Its proposed solution? "Continuous democracy" in the form of a cloud platform that will enable "municipalities and public bodies of all size" to maintain an open line of communication with the electorate and foster dialogue between election cycles.
"The world has changed. We don't work and talk and communicate with our friends and family and business partners now as we were 10 years ago," OpenSeneca CEO and founder Pablo Sarrias told Motherboard. "Right now citizens are very much connected wherever they are. They expect answers, they expect to be heard. They expect to be listened to. The old fashioned form of democracy, where you have communication every 4 years, is not really acceptable any more."
Civiciti offers interactive presentation of open data sets and a platform to communicate directly with elected officials, in the free version, to premium features including secure consultations on specific issues or organising participatory budgets.
Sarrias said that while they had been working on increasing political participation for years, he sees Civiciti as particularly relevant in countries experiencing a dramatic disillusionment with the political process. In other words, they are not lacking for potential new markets.

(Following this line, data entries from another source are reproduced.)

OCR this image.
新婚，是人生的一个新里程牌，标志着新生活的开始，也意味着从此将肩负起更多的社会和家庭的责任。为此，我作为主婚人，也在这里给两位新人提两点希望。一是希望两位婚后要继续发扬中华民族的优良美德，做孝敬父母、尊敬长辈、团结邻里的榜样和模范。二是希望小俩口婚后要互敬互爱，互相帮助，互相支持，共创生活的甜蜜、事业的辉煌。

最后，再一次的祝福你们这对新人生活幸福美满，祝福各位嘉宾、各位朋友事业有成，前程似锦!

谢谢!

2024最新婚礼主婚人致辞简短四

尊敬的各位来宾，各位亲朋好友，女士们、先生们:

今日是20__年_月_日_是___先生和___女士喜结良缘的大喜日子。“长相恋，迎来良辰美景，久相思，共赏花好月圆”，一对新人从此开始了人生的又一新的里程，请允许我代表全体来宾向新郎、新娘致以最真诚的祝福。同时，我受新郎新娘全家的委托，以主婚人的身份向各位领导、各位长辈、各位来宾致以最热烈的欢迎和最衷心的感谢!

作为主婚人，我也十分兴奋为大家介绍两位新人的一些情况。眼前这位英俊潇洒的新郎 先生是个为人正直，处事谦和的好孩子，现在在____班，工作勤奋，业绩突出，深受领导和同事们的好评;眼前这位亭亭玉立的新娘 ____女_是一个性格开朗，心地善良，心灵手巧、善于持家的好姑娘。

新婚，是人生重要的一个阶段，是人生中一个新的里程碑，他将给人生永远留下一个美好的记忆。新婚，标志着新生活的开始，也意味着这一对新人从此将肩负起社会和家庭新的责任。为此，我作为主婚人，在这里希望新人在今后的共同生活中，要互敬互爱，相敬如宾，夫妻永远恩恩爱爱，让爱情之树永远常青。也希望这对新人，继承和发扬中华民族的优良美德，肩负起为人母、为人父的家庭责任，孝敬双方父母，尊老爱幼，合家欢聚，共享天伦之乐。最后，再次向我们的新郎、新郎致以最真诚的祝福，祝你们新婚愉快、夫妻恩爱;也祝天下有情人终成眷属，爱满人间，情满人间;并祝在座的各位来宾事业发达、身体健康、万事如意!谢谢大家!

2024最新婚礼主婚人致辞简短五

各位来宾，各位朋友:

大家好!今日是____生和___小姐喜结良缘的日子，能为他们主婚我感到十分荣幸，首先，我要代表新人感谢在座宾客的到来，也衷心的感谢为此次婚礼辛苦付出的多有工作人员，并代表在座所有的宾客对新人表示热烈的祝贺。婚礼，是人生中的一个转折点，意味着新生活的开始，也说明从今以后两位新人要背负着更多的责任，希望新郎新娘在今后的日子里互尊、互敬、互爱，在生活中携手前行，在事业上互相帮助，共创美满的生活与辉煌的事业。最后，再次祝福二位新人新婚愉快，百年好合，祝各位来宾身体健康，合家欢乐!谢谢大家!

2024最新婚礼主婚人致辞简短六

OpenSeneca says they are in negotiations with municipalities in several Latin American countries, India and the United States. For the time being there are a handful of pilot schemes running in Spain.
One of these is Jun (pronounced "hoon"), a tiny municipality in rural Andalusia, known as being "the town that runs on Twitter." Despite fewer than 4,000 residents — and bearing a name ideal for tying gringo tongues — Jun has been saturated with a steady stream of foreign visitors, namely an extended cast of foreign correspondents but also in 2015 then-Twitter CEO Dick Costolo. They come because for several years residents have been using Twitter to make doctor appointments, complain about trash collection or even report crimes.
The mayor of Jun, José Antonio Rodríguez told Motherboard that the platform would allow him to expand on citizen engagement platforms the town had been employing for several years through Twitter.
"Leveraging horizontal democracy all of Jun's citizens are on the same level, we are now 3,800 people working as mayors," he said at the Civiciti launch in Barcelona in November.
To illustrate this point, he took out his phone to show Motherboard a recently concluded Twitter poll in which he asked the town's residents to vote on their preferred design for a new jungle gym. They voted for the most expensive one.
While tiny Jun is perhaps an outlier, Civiciti is aimed at small municipalities. Sarrias said that by operating a business of scale they hope to make the product, the basic version of which is free, available to as many towns and cities as possible.
"The platform itself is not a solution," he said, but rather a system through which towns can learn from one another and, in time, establish new forms of communication with their residents.
"When you have just one consultation and you never ask again, participation is very low. You will always get low participation," Sarrias said. "But if you ask something and then you show that you listen and you make it and you listen, then when you consult again you have more participation again the second time around. Then when you make this circle constant and continuous, participatory democracy grows rapidly and you can reach very high levels of participation."